Balance Sheets and Income Statements
This week I was reviewing some basic finance and accounting files in my computer when I came across an old presentation on the flow of costs, revenue recognition, matching principle and how Balance Sheets and Income Statements are recorded. The presentation was rather boring and poorly put together but it did make me think about how small businesses, without accounting or finance departments, can apply these principles in day to day operations
I will focus more on the matching principle on this post and cover revenue recognition on another. The matching principle basically tells us that we must recognize costs to match expenses used to generate revenue in the period in which the expense occurred. How we recognize a cost, whether is capitalized or not, will determine if the expense becomes an asset on the balance sheet. Regardless of recognition the expense will be listed as an expense in the Income Statement. The diagram below illustrates the process:
But how does this work in real life? How does a business owner apply this principle? Let’s use a goat farmer as an example. Suppose you are a brand new goat farmer and want to purchase some breeding stock for your farm. This is a cost, now we have to decide if it’s capitalized or not. Breeding stock will probably be on the farm for use for a couple of years, it’s probably expensive (a good buck can go for up to $5,000.00) and you expect to produce revenue from them (selling the kids that are produced) so this is an asset. In the balance sheet an owner would record the value of the breeding stock, book value which is what the owner paid for them, as an asset. In the income statement the expense is recorded. Now say that a month later you decide to buy hay and some iron supplements for your stock. This is another cost. Will it be on the farm for a couple of years? Probably not. Is it expensive? Maybe $100 so it’s not that expensive. Will you produce revenue from the hay? No. The hay and feed are not recorded in the balance sheet, they are recorded in the Income Statement.
But why do this?

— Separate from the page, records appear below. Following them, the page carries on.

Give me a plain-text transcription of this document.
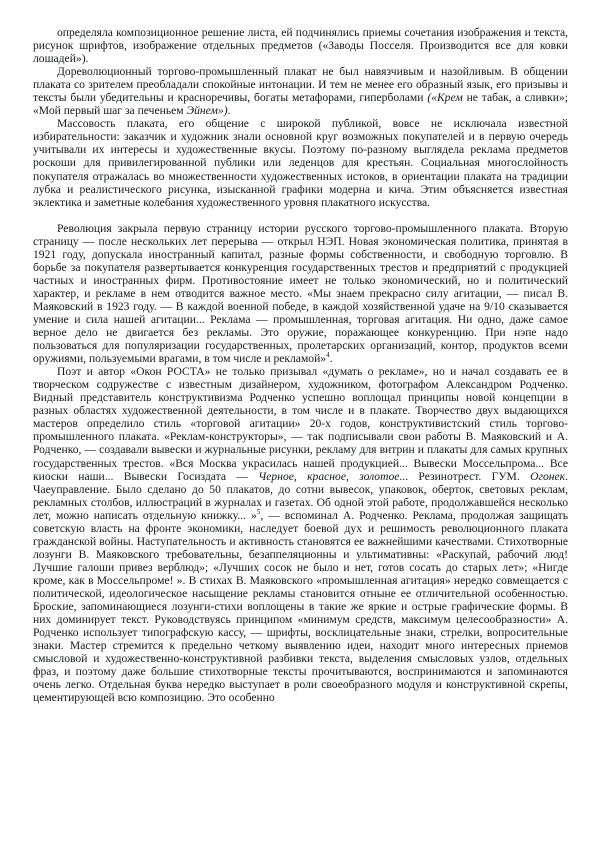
определяла композиционное решение листа, ей подчинялись приемы сочетания изображения и текста, рисунок шрифтов, изображение отдельных предметов («Заводы Посселя. Производится все для ковки лошадей»).

Дореволюционный торгово-промышленный плакат не был навязчивым и назойливым. В общении плаката со зрителем преобладали спокойные интонации. И тем не менее его образный язык, его призывы и тексты были убедительны и красноречивы, богаты метафорами, гиперболами («Крем не табак, а сливки»; «Мой первый шаг за печеньем Эйнем»).

Массовость плаката, его общение с широкой публикой, вовсе не исключала известной избирательности: заказчик и художник знали основной круг возможных покупателей и в первую очередь учитывали их интересы и художественные вкусы. Поэтому по-разному выглядела реклама предметов роскоши для привилегированной публики или леденцов для крестьян. Социальная многослойность покупателя отражалась во множественности художественных истоков, в ориентации плаката на традиции лубка и реалистического рисунка, изысканной графики модерна и кича. Этим объясняется известная эклектика и заметные колебания художественного уровня плакатного искусства.

Революция закрыла первую страницу истории русского торгово-промышленного плаката. Вторую страницу — после нескольких лет перерыва — открыл НЭП. Новая экономическая политика, принятая в 1921 году, допускала иностранный капитал, разные формы собственности, и свободную торговлю. В борьбе за покупателя развертывается конкуренция государственных трестов и предприятий с продукцией частных и иностранных фирм. Противостояние имеет не только экономический, но и политический характер, и рекламе в нем отводится важное место. «Мы знаем прекрасно силу агитации, — писал В. Маяковский в 1923 году. — В каждой военной победе, в каждой хозяйственной удаче на 9/10 сказывается умение и сила нашей агитации... Реклама — промышленная, торговая агитация. Ни одно, даже самое верное дело не двигается без рекламы. Это оружие, поражающее конкуренцию. При нэпе надо пользоваться для популяризации государственных, пролетарских организаций, контор, продуктов всеми оружиями, пользуемыми врагами, в том числе и рекламой»$^4$.

Поэт и автор «Окон РОСТА» не только призывал «думать о рекламе», но и начал создавать ее в творческом содружестве с известным дизайнером, художником, фотографом Александром Родченко. Видный представитель конструктивизма Родченко успешно воплощал принципы новой концепции в разных областях художественной деятельности, в том числе и в плакате. Творчество двух выдающихся мастеров определило стиль «торговой агитации» 20-х годов, конструктивистский стиль торгово-промышленного плаката. «Реклам-конструкторы», — так подписывали свои работы В. Маяковский и А. Родченко, — создавали вывески и журнальные рисунки, рекламу для витрин и плакаты для самых крупных государственных трестов. «Вся Москва украсилась нашей продукцией... Вывески Моссельпрома... Все киоски наши... Вывески Госиздата — Черное, красное, золотое... Резинотрест. ГУМ. Огонек. Чаеуправление. Было сделано до 50 плакатов, до сотни вывесок, упаковок, оберток, световых реклам, рекламных столбов, иллюстраций в журналах и газетах. Об одной этой работе, продолжавшейся несколько лет, можно написать отдельную книжку... »$^5$, — вспоминал А. Родченко. Реклама, продолжая защищать советскую власть на фронте экономики, наследует боевой дух и решимость революционного плаката гражданской войны. Наступательность и активность становятся ее важнейшими качествами. Стихотворные лозунги В. Маяковского требовательны, безаппеляционны и ультимативны: «Раскупай, рабочий люд! Лучшие галоши привез верблюд»; «Лучших сосок не было и нет, готов сосать до старых лет»; «Нигде кроме, как в Моссельпроме! ». В стихах В. Маяковского «промышленная агитация» нередко совмещается с политической, идеологическое насыщение рекламы становится отныне ее отличительной особенностью. Броские, запоминающиеся лозунги-стихи воплощены в такие же яркие и острые графические формы. В них доминирует текст. Руководствуясь принципом «минимум средств, максимум целесообразности» А. Родченко использует типографскую кассу, — шрифты, восклицательные знаки, стрелки, вопросительные знаки. Мастер стремится к предельно четкому выявлению идеи, находит много интересных приемов смысловой и художественно-конструктивной разбивки текста, выделения смысловых узлов, отдельных фраз, и поэтому даже большие стихотворные тексты прочитываются, воспринимаются и запоминаются очень легко. Отдельная буква нередко выступает в роли своеобразного модуля и конструктивной скрепы, цементирующей всю композицию. Это особенно
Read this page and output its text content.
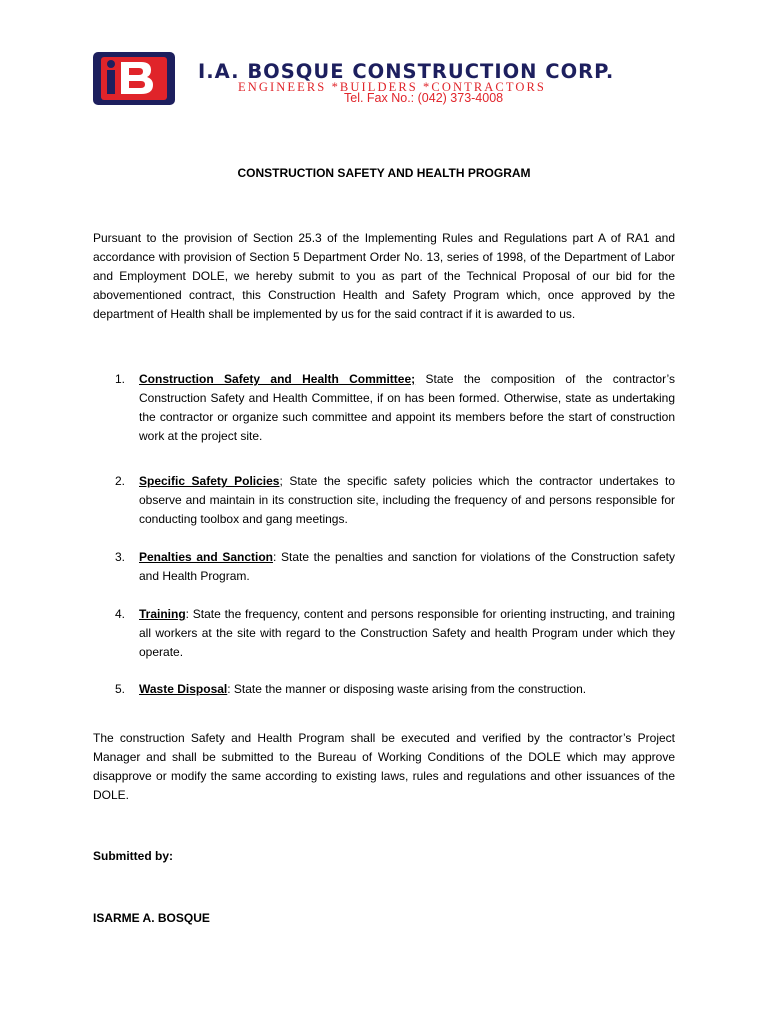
I.A. BOSQUE CONSTRUCTION CORP.
ENGINEERS *BUILDERS *CONTRACTORS
Tel. Fax No.: (042) 373-4008
CONSTRUCTION SAFETY AND HEALTH PROGRAM

Pursuant to the provision of Section 25.3 of the Implementing Rules and Regulations part A of RA1 and accordance with provision of Section 5 Department Order No. 13, series of 1998, of the Department of Labor and Employment DOLE, we hereby submit to you as part of the Technical Proposal of our bid for the abovementioned contract, this Construction Health and Safety Program which, once approved by the department of Health shall be implemented by us for the said contract if it is awarded to us.

1. Construction Safety and Health Committee; State the composition of the contractor’s Construction Safety and Health Committee, if on has been formed. Otherwise, state as undertaking the contractor or organize such committee and appoint its members before the start of construction work at the project site.
2. Specific Safety Policies; State the specific safety policies which the contractor undertakes to observe and maintain in its construction site, including the frequency of and persons responsible for conducting toolbox and gang meetings.
3. Penalties and Sanction: State the penalties and sanction for violations of the Construction safety and Health Program.
4. Training: State the frequency, content and persons responsible for orienting instructing, and training all workers at the site with regard to the Construction Safety and health Program under which they operate.
5. Waste Disposal: State the manner or disposing waste arising from the construction.

The construction Safety and Health Program shall be executed and verified by the contractor’s Project Manager and shall be submitted to the Bureau of Working Conditions of the DOLE which may approve disapprove or modify the same according to existing laws, rules and regulations and other issuances of the DOLE.

Submitted by:
ISARME A. BOSQUE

Why go through the extra steps of identifying and recording the expenses this way? Let’s look at the same operation two years from now. Now the breeding stock have produced kids. Are the kids an asset? What about the costs associated with the kids? Are they recorded on the Balance Sheet and Income Statement? If the farm operation consists of selling 6 month old kids the correct recognition is essential if the farmer wants to understand if the operation is profitable or not.
Record keeping to create balance sheets and income statements can be tedious but absolutely essential for every small business owner.